The Taiwan company gave warranties and reps that they owned the Chinese trademark. That most certainly was false, and was either fraud or mistake.
I don't think that has ever been in question.
But tell me this - do you think it is fair to the owners of the Chinese company to make them transfer the trademark when they were not a party to the Taiwan company's contract of sale?

There is no question as to that, but the difference between fraud and mistake is one of intent.
The Taiwan company gave warranties and reps that they owned the Chinese trademark. That most certainly was false, and was either fraud or mistake.
I don't think that has ever been in question.
But tell me this - do you think it is fair to the owners of the Chinese company to make them transfer the trademark when they were not a party to the Taiwan company's contract of sale?
In a word, yes.
Reason being that based on the documents and statements we've seen so far, Wang and his legal council <were> party to the negotiations. This was before the courts froze assets on behalf of the creditors as a result of the bankruptcy. Wang had the authority to make the transaction, and explicit statements were made that the discussions <included> the mainland China "iPad" rights.

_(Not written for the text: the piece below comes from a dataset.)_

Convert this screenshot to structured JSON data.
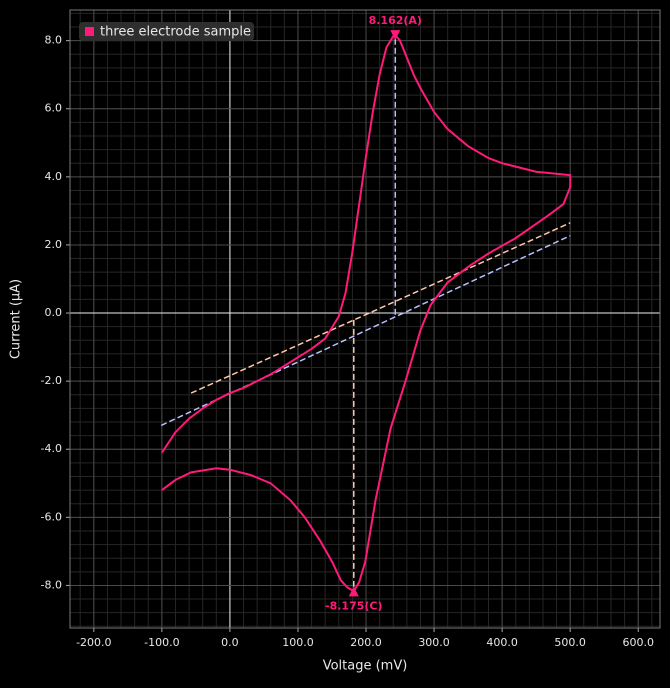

To say that the people at the table had the authority to make the deal on behalf of the holding company [parent], offer something that only the parent had rights to offer, then say three years after the the ink has dried ... "Oh, we were just acting on behalf of the subsidiary, not the parent, even though we made the offer and had the authority to." is a load of bull.
This is practically the definition of a fraudulent act.